Solving Fraction Addition with Denominators 33 and 48: Finding the LCD

[Holocene]

In adding fractions with denominators of 33 and 48, the LCD is 240.

I don't understand any easy way to arrive at this number.

33 factors out to be : 3 * 11
48 factors out to be: 2 * 2 * 2 * 2 * 3

But from these numbers, none will yeild a product of 240.

What am I doing wrong?

 

[d_leet]

What is the LCD? Did you meand the GCD(Greatest Common Divisor)? Or did you mean the LCM(Least Common Multiple)?
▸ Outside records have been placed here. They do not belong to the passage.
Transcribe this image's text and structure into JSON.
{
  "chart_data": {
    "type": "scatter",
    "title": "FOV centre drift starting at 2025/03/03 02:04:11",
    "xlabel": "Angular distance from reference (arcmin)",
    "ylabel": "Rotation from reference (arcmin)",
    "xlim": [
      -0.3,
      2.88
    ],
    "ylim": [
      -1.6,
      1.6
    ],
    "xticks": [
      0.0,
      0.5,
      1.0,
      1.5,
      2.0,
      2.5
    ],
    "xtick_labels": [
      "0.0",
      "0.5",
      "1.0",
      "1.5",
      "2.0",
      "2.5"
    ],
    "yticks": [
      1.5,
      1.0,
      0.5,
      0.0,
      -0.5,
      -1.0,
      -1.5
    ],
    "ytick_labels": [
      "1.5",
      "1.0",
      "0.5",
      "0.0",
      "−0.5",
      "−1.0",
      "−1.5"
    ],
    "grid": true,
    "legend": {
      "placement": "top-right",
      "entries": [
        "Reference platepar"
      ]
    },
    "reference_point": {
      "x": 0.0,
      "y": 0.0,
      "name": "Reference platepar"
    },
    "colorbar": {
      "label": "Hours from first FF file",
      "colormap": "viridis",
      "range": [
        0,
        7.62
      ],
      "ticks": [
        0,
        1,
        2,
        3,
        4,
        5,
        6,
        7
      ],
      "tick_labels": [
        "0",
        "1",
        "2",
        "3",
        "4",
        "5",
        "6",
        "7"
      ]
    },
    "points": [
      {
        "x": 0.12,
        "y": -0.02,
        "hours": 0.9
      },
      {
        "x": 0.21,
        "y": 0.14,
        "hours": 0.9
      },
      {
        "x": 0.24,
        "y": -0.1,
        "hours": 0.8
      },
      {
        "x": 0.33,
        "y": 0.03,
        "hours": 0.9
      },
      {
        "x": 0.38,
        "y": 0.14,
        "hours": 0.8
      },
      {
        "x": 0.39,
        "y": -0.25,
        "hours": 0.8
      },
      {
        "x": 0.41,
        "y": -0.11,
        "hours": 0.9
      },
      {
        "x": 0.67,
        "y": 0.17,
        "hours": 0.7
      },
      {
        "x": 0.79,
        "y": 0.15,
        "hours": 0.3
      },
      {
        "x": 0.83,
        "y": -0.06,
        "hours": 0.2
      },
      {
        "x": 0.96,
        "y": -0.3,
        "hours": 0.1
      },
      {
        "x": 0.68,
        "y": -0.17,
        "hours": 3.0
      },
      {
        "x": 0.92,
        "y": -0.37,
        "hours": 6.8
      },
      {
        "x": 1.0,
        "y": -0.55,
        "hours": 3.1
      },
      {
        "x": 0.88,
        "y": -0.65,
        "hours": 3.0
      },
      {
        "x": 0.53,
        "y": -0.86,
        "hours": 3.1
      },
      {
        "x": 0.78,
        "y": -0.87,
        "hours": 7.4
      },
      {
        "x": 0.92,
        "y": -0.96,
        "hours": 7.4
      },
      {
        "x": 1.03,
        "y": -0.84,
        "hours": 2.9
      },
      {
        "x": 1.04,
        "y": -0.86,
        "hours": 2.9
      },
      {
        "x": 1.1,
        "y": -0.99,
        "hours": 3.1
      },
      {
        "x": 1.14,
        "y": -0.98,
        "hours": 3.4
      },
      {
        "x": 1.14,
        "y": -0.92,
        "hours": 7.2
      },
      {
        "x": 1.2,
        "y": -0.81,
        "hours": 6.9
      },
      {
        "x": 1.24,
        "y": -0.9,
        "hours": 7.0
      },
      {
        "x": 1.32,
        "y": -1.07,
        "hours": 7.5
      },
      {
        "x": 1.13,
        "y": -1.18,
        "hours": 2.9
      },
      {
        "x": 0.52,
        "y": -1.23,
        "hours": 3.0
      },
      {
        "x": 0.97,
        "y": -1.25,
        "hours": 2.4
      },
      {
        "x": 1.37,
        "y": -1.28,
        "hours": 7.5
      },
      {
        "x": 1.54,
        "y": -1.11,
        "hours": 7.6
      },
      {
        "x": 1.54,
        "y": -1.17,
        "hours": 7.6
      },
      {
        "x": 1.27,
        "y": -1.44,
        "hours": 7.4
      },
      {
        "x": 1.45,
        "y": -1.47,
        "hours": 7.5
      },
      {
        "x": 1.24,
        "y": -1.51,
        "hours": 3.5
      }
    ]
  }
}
As far as I can tell you did nothing wrong, as 240 is neither the gcd nor the lcm of 33 and 48.

EDIT: Oh I guess you meant LCD as in Least Common Denominator, which would be equivalent in this case to the LCM, but still it shouldn't be 240, and you should be able to tell that from the prime factorizations of the three numbers.

 

[Holocene]

My mistake!

The denominators of the fractions were 30 (not 33) and 48, and the LCD is in fact 240. I read the problem wrong!

30 = 2 * 3 * 5
48 = 2 * 2 * 2 * 2 * 3

2 * 2 * 2 * 2 * 3 * 5 = 240

Thanks for help. I appreciate it.

 

[arildno]

LCD is is trivially 1 for all natural numbers.

What you are after is LCM, least common multiple.

 

[HallsofIvy]

Yes, arildno, he is looking for the least common multiple of the numbers he gave. He did, however, say initially that these were the denominators of given fractions and he was looking for the least common denominator of those fractions.